I hadn’t heard of the Mayhew book until I saw your comment. But gosh, the chapter titles alone suggest it’s an amazing book: http://etext.virginia.edu/toc/modeng/public/MayLond.html
Just a quick note: David Simon, The Wire’s creator, received a MacArthur “genius” grant today.
Anyone else a bit distracted by some of the factual errors in the piece? Chris and Snoop never kill anyone with a nail gun, for example; the only person to intimate it could be used as a weapon is Herc, who fires a few “rounds” into the pavement.
Also, Namond and Avon being classified as two of the best actors on that show is so ridiculous as to almost negate all the positives of the piece. I’ve always felt that Simon cast second-rate actors (Prez!) so that they would not outperform the writing. McNulty and Omar are the only two characters who are made significantly better by the performance of the actor.

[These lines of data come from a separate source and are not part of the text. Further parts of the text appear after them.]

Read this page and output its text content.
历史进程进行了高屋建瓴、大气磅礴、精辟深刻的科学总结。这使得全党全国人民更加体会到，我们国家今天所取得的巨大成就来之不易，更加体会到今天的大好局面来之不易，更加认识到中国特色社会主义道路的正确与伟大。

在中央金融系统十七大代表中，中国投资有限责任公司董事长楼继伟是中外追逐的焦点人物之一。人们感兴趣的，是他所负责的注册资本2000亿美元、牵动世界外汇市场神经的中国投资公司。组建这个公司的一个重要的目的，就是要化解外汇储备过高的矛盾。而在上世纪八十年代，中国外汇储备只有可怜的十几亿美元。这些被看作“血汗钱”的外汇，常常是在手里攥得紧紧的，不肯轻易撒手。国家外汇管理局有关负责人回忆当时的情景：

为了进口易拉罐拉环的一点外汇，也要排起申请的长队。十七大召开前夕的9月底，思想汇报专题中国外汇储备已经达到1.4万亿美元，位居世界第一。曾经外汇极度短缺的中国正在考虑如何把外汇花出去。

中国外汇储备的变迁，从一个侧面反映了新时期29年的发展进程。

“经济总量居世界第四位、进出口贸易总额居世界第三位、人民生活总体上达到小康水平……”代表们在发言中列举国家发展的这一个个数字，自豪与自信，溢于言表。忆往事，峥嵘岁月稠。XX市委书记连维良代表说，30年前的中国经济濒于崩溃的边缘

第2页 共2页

I also felt like the piece can and will do nothing to persuade new viewership of the show–it felt to me like Moore was preaching to the converted.
Your points about inaccuracies are well-taken, but you don’t think Idris Elba hit a home run playing Stringer Bell? As for Jim True-Frost, I think his deer-in-headlights demeanor was intentional, not second-rate acting. It certainly serves him well in season four. I agree that the piece preaches to the converted, but any piece running in NYRB would. I go back and forth about whether I wanted to hear more about the book of academic essays that Moore was, in theory, reviewing. Discussing academic essays can suck the air out of the room, but I imagine there are a few interesting arguments in the book’s pages.
On a different note, today the Boston Globe ran an op-ed piece by Ishmael Reed criticizing “The Wire”: http://www.boston.com/bostonglobe/editorial_opinion/oped/articles/2010/09/30/no_it_relies_on_clichs_about_blacks_and_drugs/
I’d give Reed’s complaint more weight if he presented any evidence that he actually watched the show.
I’d give Stringer a solid grade, too, yeah, but I don’t know that acting means erasing one’s accent. I thought the guy who played Carcetti was awful; he got dragged around on the screen when he was matched with Bunny Colvin, who I should have mentioned before as one of the actors who outplayed his character a bit. (I’m too lazy to google the names of the actors.)
From everything I’ve seen working with kids who grew up on the west side of Chicago, this show is as close to verisimilitude as a television show will ever get. Like you said–I doubt anyone who has actually watched the show could find a way to spin it so the characters are cliches.
I agree on Prez–I did not mean to say that he was a terrible actor, only that there are 1000 actors who could have done more with the character originally. Simon didn’t want those performances, though, is my thought.
Great blog. I check every morning.
I was trying to make the point that Moore seems to think erasing an accent is a valuable acting trait—not that you were saying that. Just to be clear.